La mission de la France ne s'arrête pas là. Parallèlement, l'Hexagone va en effet poursuivre ses livraisons d'armes aux peshmergas, les combattants kurdes qui affrontent les djihadistes. Plusieurs livraisons ont été effectuées depuis la mi-août en toute discrétion. Au sol, selon plusieurs médias, des unités de forces spéciales françaises auraient été éployées afin de former des combattants kurdes à l'utilisation de l'artillerie. Une information que refuse de commenter l'entourage de Jean-Yves Le Drian, qui s'en tient à la communication officielle de la France sur l'Irak : "aucune troupe au sol". Enfin, la France organise des livraisons humanitaires : plus de 63 tonnes de vivres et de médicaments auraient été parachutés au nord de Bagdad depuis cet été.
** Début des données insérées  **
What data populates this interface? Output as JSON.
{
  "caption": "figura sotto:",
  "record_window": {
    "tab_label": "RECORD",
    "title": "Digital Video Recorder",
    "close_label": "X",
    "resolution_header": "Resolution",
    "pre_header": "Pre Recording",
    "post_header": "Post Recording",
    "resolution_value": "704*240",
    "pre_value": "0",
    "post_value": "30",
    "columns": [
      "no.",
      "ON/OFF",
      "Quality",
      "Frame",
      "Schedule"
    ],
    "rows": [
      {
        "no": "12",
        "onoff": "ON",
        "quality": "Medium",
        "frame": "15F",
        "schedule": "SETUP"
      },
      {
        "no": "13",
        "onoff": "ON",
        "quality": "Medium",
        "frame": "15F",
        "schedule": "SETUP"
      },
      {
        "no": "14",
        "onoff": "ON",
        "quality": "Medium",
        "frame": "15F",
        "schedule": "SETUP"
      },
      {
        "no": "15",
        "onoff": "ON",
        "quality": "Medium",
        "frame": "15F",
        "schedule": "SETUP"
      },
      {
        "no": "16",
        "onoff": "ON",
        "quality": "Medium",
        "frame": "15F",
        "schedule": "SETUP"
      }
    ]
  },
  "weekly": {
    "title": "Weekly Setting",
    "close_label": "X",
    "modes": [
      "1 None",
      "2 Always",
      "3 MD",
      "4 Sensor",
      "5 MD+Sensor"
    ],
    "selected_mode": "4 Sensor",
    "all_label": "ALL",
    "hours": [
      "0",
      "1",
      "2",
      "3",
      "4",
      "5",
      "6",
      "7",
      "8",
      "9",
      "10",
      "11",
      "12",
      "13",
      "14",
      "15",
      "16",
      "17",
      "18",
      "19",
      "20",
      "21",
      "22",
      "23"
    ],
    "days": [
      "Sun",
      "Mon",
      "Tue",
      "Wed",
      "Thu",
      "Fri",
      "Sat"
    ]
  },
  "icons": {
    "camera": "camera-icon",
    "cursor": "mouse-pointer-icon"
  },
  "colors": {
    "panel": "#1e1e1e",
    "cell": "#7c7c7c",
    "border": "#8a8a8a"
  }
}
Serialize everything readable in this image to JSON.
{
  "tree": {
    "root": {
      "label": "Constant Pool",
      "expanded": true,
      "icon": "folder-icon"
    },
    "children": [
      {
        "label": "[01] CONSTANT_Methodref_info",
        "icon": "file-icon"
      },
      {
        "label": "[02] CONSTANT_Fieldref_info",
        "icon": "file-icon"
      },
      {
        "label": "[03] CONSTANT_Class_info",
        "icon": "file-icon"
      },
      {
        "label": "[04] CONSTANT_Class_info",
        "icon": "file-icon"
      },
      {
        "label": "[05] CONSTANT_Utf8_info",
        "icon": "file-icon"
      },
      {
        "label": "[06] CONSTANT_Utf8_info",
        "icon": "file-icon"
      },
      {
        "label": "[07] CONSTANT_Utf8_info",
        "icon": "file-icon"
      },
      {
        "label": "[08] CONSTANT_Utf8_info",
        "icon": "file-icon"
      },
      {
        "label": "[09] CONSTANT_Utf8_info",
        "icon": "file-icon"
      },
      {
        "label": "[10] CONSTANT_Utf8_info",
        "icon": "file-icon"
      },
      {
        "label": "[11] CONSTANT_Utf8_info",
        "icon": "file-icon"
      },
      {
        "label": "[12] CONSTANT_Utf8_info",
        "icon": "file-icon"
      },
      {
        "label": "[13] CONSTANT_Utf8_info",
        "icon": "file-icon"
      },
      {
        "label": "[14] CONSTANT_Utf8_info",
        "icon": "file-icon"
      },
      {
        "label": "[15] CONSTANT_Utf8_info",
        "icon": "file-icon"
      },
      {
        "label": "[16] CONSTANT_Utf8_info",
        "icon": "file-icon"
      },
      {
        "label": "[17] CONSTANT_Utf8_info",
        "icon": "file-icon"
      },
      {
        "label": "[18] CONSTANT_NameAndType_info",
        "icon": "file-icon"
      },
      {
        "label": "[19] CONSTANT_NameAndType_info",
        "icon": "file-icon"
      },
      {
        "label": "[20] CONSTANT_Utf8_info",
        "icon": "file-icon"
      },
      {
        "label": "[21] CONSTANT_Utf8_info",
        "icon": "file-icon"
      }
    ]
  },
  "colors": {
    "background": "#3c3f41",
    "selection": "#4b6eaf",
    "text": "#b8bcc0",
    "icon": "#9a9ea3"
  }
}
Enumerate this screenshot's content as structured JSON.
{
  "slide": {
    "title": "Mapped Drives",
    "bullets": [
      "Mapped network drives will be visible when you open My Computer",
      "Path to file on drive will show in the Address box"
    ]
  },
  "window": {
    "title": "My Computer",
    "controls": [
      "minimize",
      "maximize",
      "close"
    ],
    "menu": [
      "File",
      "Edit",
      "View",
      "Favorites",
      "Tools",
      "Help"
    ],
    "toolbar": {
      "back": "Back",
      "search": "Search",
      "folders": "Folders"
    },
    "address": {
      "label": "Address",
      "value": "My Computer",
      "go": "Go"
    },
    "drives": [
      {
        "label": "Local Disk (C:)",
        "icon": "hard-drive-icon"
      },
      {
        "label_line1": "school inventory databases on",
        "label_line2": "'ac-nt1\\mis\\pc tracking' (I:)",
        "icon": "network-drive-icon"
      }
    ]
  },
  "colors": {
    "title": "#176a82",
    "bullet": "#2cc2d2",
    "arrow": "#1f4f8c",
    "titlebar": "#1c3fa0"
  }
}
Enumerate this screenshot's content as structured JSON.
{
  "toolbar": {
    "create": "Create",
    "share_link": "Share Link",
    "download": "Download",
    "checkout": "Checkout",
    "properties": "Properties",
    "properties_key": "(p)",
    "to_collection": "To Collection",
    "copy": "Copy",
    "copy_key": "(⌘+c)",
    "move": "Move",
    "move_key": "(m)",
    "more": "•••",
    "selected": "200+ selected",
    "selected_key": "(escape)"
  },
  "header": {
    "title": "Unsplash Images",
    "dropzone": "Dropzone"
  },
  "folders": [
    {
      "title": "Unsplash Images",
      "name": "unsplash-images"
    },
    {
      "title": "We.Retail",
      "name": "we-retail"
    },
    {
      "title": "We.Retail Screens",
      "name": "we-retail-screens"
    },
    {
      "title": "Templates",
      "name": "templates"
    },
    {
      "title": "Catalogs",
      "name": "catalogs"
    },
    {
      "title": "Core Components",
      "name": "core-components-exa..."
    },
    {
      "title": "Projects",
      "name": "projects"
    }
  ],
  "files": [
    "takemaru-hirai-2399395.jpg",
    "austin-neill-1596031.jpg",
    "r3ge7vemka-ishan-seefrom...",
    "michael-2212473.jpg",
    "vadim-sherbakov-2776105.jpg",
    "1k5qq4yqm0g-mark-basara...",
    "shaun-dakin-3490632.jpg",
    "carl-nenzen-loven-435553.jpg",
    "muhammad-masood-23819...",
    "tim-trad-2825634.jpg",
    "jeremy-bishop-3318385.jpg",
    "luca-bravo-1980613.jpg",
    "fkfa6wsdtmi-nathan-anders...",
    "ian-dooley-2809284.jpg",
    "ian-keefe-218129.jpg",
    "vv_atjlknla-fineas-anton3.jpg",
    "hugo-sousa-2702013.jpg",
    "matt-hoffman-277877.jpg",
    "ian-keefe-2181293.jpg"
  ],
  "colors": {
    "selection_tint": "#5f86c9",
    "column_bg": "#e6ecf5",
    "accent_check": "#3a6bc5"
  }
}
Si les Etats-Unis ont clairement pris la tête de la coalition internationale contre Daesh en autorisant les premiers les frappes au sol, la France joue donc un rôle clé dans les opérations militaires. Ce lundi, François Hollande a exhorté ses partenaires arabes et occidentaux à s'engager à leur tour "aux côtés des autorités irakiennes", jugeant qu'il n'y avait "pas de temps à perdre" face à la menace de l'Etat islamique. Refroidi par le volte-face de son allié américain dans le dossier syrien l'été dernier (Washington avait finalement renoncé aux bombardements), Paris compte cette fois assurer ses arrières en Irak et agir dans le cadre d'une véritable coalition internationale.